A group of doctors has mounted a long-running campaign for the inquest into Dr Kelly's death to be re-opened, arguing that Lord Hutton's suicide verdict was unsafe.
They complain that Lord Hutton spent only half a day of his 24-day inquiry considering the cause of death and claim there was insufficient evidence to prove beyond reasonable doubt that Dr Kelly killed himself.
"No coroner in the land would have reached a suicide verdict on the evidence which Lord Hutton heard," they say.
They believe Dr Kelly's wrist wounds were not likely to be life-threatening, making the official cause of death - a haemorrhage - "extremely unlikely".
They say unanswered questions surrounding the death remain, including:
- why no fingerprints were found on the knife apparently used to slit his wrist
- how Dr Kelly obtained a packet of coproxamol painkillers
- why his blood and stomach contained only a non-toxic dose of the drug
- why he was not spotted by a police helicopter with thermal imaging cameras which flew over the wood where his body was later found
- whether he intended to kill himself
In September last year they petitioned Attorney General Dominic Grieve for the re-opening of inquiries.

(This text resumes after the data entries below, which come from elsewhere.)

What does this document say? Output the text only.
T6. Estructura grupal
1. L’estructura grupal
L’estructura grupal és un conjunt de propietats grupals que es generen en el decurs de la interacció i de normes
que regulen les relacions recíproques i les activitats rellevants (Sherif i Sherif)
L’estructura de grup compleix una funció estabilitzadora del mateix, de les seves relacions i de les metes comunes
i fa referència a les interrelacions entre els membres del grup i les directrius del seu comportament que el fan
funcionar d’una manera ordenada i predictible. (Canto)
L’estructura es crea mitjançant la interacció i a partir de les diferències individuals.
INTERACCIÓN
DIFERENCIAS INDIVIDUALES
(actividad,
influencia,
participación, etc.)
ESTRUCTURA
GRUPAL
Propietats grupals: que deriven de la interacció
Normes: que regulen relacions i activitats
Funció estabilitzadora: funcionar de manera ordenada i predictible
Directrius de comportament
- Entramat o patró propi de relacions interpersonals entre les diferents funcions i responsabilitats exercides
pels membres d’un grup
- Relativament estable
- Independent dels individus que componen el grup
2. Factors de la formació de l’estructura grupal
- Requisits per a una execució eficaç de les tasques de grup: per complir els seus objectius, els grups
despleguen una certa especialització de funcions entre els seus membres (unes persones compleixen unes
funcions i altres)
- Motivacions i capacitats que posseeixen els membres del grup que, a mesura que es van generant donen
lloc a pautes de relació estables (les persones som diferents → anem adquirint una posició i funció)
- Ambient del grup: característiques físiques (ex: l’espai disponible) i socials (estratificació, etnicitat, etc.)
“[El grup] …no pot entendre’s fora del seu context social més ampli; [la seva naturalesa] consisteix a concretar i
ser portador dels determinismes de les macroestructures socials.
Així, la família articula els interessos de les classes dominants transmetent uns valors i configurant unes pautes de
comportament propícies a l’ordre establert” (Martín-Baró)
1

It "may represent one of the gravest miscarriages of justice to occur in this country", the doctors said in a letter in March appealing to Prime Minister David Cameron to intervene on their behalf.
But, in June 2011, Mr Grieve rejected the doctors' petition. He said his department had thoroughly investigated their complaints and could not find any legal basis for referring the case to the High Court, which has the legal authority to order an inquest.
In September 2011, the doctors confirmed they had lodged papers to seek a judicial review of the decision not to hold an inquest into the death of Dr Kelly - this is being heard at the High Court on 19 December.
Why has the government not ordered an inquest?
Mr Grieve told MPs: "Having given all the material that's been sent to me the most careful consideration, I've concluded that the evidence that Dr Kelly took his own life is overwhelmingly strong.
"Further, there is nothing I've seen that supports any allegation that Dr Kelly was murdered or that his death was the subject of any kind of conspiracy or cover-up."
There was no "evidential basis" to refer the case to the High Court, he told MPs, adding that it would have been "dismissed" by judges "with what I would assume would be a certain amount of irritation".
The attorney general argued that Lord Hutton's inquiry had been "tantamount to an inquest".
Following the government's decision, the doctors who had petitioned Mr Grieve called for his resignation.
Campaign leader Dr Stephen Frost said: "The continuing cover-up of the truth of what happened is a national disgrace and should be of concern to all British citizens."